Assessment Task:
The first assignment is an essay of about 1500-2000 words aimed either at relating concepts of language and power to contexts with which you are familiar, or at providing an overview of central issue in the beginning part of the subject.
Option 1: This is aimed at relating understanding of language and power to an everyday language event.
Take a context with which you are familiar, preferably something from your everyday experience (though you might also use other media such as television if you prefer) and discuss ways in which language and power operate in that context. Issue such as institutional power and other relations of social power (class, gender and so on) will be important.
Joseph’s different frameworks of the politics of language may help.
You should try to relate your discussion of this context with the readings from the beginning of the class, especially Joseph’s.
Thus you might look at an everyday incident at home, in your workplace, or in another institution, and reflect, using the readings from the first part of the course, on ways in which language and power operate together.

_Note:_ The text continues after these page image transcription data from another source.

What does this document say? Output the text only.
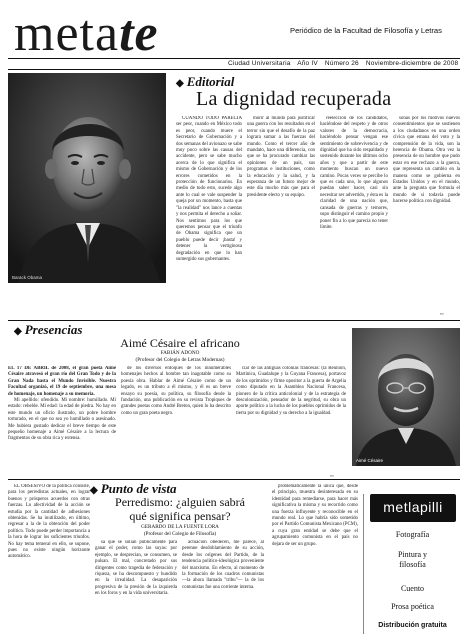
metate	Periódico de la Facultad de Filosofía y Letras
Ciudad Universitaria Año IV Número 26 Noviembre-diciembre de 2008
Barack Obama
◆ Editorial
La dignidad recuperada

CUANDO TODO PARECÍA ser peor, cuando en México todo es peor, cuando muere el Secretario de Gobernación y a dos semanas del avionazo se sabe muy poco sobre las causas del accidente, pero se sabe mucho acerca de lo que significa el mismo de Gobernación y de los errores cometidos en la protección de funcionarios. En medio de todo esto, sucede algo ante lo cual se vale suspender la queja por un momento, basta que "la realidad" nos lance a cuentas y nos permita el derecho a soñar. Nos sentimos para los que queremos pensar que el triunfo de Obama significa que un pueblo puede decir ¡basta! y detener la vertiginosa degradación en que lo han sumergido sus gobernantes.

morir al mundo para justificar una guerra con los resultados en el terror sin que el desafío de la paz lograra sumar a las fuerzas del mundo. Como el tercer año de mandato, hace una diferencia, con que se ha procurado cambiar las opiniones de un país, sus programas e instituciones, como la educación y la salud, y la esperanza de un futuro mejor de este día mucho más que para el presidente electo y su equipo.

reelección de los candidatos, haciéndose del respeto y de otros valores de la democracia, haciéndolo pensar vengan ese sentimiento de sobrevivencia y de dignidad que ha sido respaldado y sostenido durante los últimos ocho años y que a partir de este momento buscan un nuevo camino. Pocas veces se percibe lo que es cada uno, lo que algunos puedan saber hacer, casi sin necesitar ser advertido, y ésta es la claridad de una nación que, cansada de guerras y temores, supo distinguir el camino propio y poner fin a lo que parecía no tener límite.

sonas por los motivos nuevos consentimientos que se sostienen a los ciudadanos en una orden cívica que emana del voto y la comprensión de la vida, son la herencia de Obama. Otra vez la presencia de un hombre que pudo estar en ese rechazo a la guerra, que representa un cambio en la manera como se gobierna en Estados Unidos y en el mundo, ante la pregunta que formula el mundo de si todavía puede hacerse política con dignidad.

▪▪▪
◆ Presencias
Aimé Césaire el africano
FABIÁN ADONO
(Profesor del Colegio de Letras Modernas)

EL 17 DE ABRIL de 2008, el gran poeta Aimé Césaire atravesó el gran río del Gran Todo y de la Gran Nada hasta el Mundo Invisible. Nuestra Facultad organizó, el 19 de septiembre, una mesa de homenaje, un homenaje a su memoria.

Mi apellido: ofendido. Mi nombre: humillado. Mi estado: rebelde. Mi edad: la edad de piedra. No hay en este mundo un oficio ilustrado, un pobre hombre torturado, en el que no sea yo humillado o asesinado. Me hubiera gustado dedicar el breve tiempo de este pequeño homenaje a Aimé Césaire a la lectura de fragmentos de su obra rica y extensa.

de los diversos enfoques de los innumerables homenajes hechos al hombre tan inagotable como su poesía obra. Hablar de Aimé Césaire como de un legado, es un tributo a él mismo, y él es un breve ensayo su poesía, su política, su filosofía desde la fundación, una publicación en su revista Tropiques de grandes poetas como André Breton, quien lo ha descrito como un gran poeta negro.

ciar de las antiguas colonias francesas: (la Reunión, Martinica, Guadalupe y la Guyana Francesa), portavoz de los oprimidos y firme opositor a la guerra de Argelia como diputado en la Asamblea Nacional Francesa, pionero de la crítica anticolonial y de la estrategia de descolonización, pensador de la negritud, su obra un aporte político a la lucha de los pueblos oprimidos de la tierra por su dignidad y su derecho a la igualdad.

▪▪▪
Aimé Césaire
◆ Punto de vista
Perredismo: ¿alguien sabrá
qué significa pensar?
GERARDO DE LA FUENTE LORA
(Profesor del Colegio de Filosofía)

EL OBSESIVO de la política consiste, para los perredistas actuales, en lograr buenos y prósperos acuerdos con otras fuerzas. Lo afectividad de la acción se estudia por la cantidad de adhesiones obtenidas. Se ha inutilizado, en último, regresar a la de la obtención del poder político. Todo puede perder importancia a la hora de lograr los suficientes triunfos. No hay tema temeral en ello, se supone, pues no existe ningún horizonte automático.

sa que se solían públicamente para ganar el poder, como las suyas: por ejemplo, se desprecian, se consumen, se pulsan. El mal, concretado por sus dirigentes como tragedia de federación y riqueza, se ha descompuesto y hundido en la irrealidad. La desaparición progresiva de la presión de la izquierda en los foros y en la vida universitaria.

actuación obedecen, me parece, al perenne desdoblamiento de su acción, desde los orígenes del Partido, de la tendencia político-ideológica proveniente del marxismo. En efecto, al momento de la formación de los cuadros comunistas —la ahora llamada "tribu"— la de los comunistas fue una corriente interna.

problemáticamente la única que, desde el principio, muestra desinteresada en su identidad para remediarse, para hacer más significativa la misma y su recorrido como una fuerza influyente y reconocible en el mundo real. Lo que habría sido sometido por el Partido Comunista Mexicano (PCM), a cuya gran entidad se debe que el agrupamiento comunista en el país no dejara de ser un grupo.

metlapilli
Fotografía
Pintura y filosofía
Cuento
Prosa poética
Distribución gratuita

You will be expected to draw parallels between the context under discussion and several but not necessarily all of the readings from the first module.
Option 2:
Summarize key themes from the first module of the class, and try to show different ways in which we can go about looking at questions of language and power.
You should clearly deal with the readings from the first part of the subject, and discussion of some further reading may be useful here. You may want to focus on a
particular institution-education, law, or medicine, or a particular relation of social power-class, gender or race- or you may prefer to give an overview of several issues.
In choosing either option 1 or option 2, you may choose whatever balance you prefer (that is to say, you can see these two options as possible ends of a continuum).
You may choose to analyse a context in depth with reference to a small range of readings, connections to a particular context. For both options, a widening of the discussion through further reading will be useful though not required.